You're acting like you don't get anything in return for that taxation. Not only do you get a nice park (which you may or may not use) but you end up living in a nicer area (which you may or may not care about) but at the end of a day there's every likelihood that close proximity to that now nice park with benches has increased property value which is something that has a direct impact on your financial base.
You give people basic income, that can have a benefit as well in the form of them not trying to sleep on your front lawn or breaking into your house overnight and stealing your food for survival. As for overthrowing foreign governments come back and cry to me when you pay a proper price for your resources. America doesn't overthrow governments for shits and giggles, the running joke is the only government safe from America is one without oil.
I don't understand the concept that if I have a loaf of bread, that I worked all day for...
I may be able to help there...
Money isn't something tangible, like bread. Money is a game token. It's like D&D hit points. It has value in the context of game, because other players are playing by the same rules. My dwarven cleric has 43 hit points, and my American corporation has three million dollars. Same principle.

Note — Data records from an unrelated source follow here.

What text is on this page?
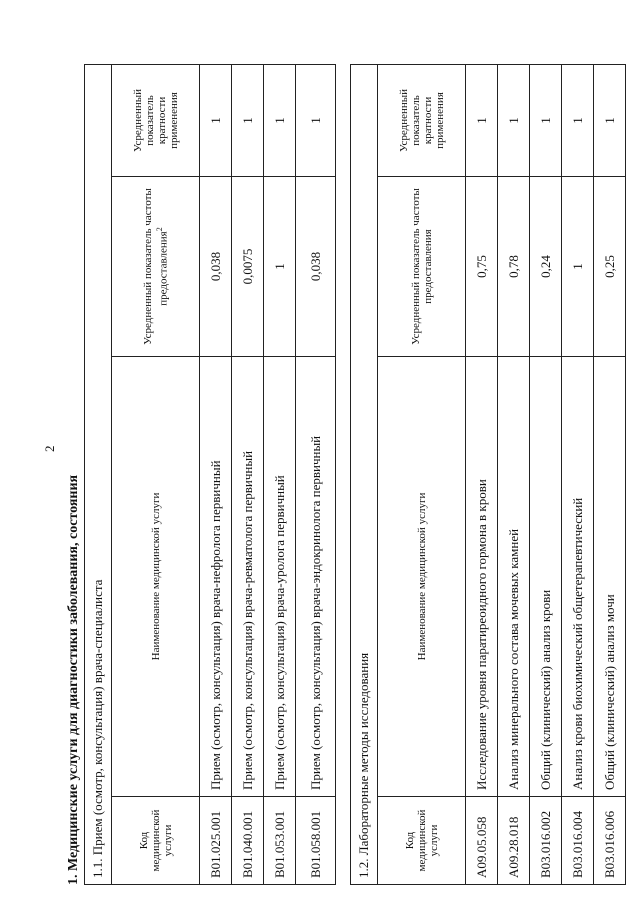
2
1. Медицинские услуги для диагностики заболевания, состояния 1.1. Прием (осмотр, консультация) врача-специалиста			
Код медицинской услуги	Наименование медицинской услуги	Усредненный показатель частоты предоставления$^2$	Усредненный показатель кратности применения
B01.025.001	Прием (осмотр, консультация) врача-нефролога первичный	0,038	1
B01.040.001	Прием (осмотр, консультация) врача-ревматолога первичный	0,0075	1
B01.053.001	Прием (осмотр, консультация) врача-уролога первичный	1	1
B01.058.001	Прием (осмотр, консультация) врача-эндокринолога первичный	0,038	1
1.2. Лабораторные методы исследования			
Код медицинской услуги	Наименование медицинской услуги	Усредненный показатель частоты предоставления	Усредненный показатель кратности применения
A09.05.058	Исследование уровня паратиреоидного гормона в крови	0,75	1
A09.28.018	Анализ минерального состава мочевых камней	0,78	1
B03.016.002	Общий (клинический) анализ крови	0,24	1
B03.016.004	Анализ крови биохимический общетерапевтический	1	1
B03.016.006	Общий (клинический) анализ мочи	0,25	1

If you just bake a loaf of bread, nobody cares. But if you convert your bread into game tokens, then other players will expect you to play by the game rules. If the local game rules include a tax on your tokens, and you hide tokens under the table, then the other players might accuse you of cheating.
Now, I'm not saying our local game rules are perfect. Maybe they'd benefit from a revision. But if you start thinking of money as something real, rather than as a game token, you're going to get confused. You're speaking in terms of "stealing," when you should be speaking in terms of revising rules to improve the game.
On the separate question of whether our game rules should include tax, I'm not an expert. But I found a list on of countries by taxes as a percentage of gdp. https://en.wikipedia.org/wiki/...
For the most part, countries on top half of the list seem like nicer places than countries on the bottom half. There are exceptions, but overall it's hard to deny the trend. So I'm not sure lower taxes actually lead to a better-functioning game system.
Right now, I pay a lot of taxes. If I moved to Hati or Guatemala, house rules would allow me to accumulate tokens faster. But I'd rather stay here. Our local rules seem to make fo a better game, despite the annual drain on my tokens.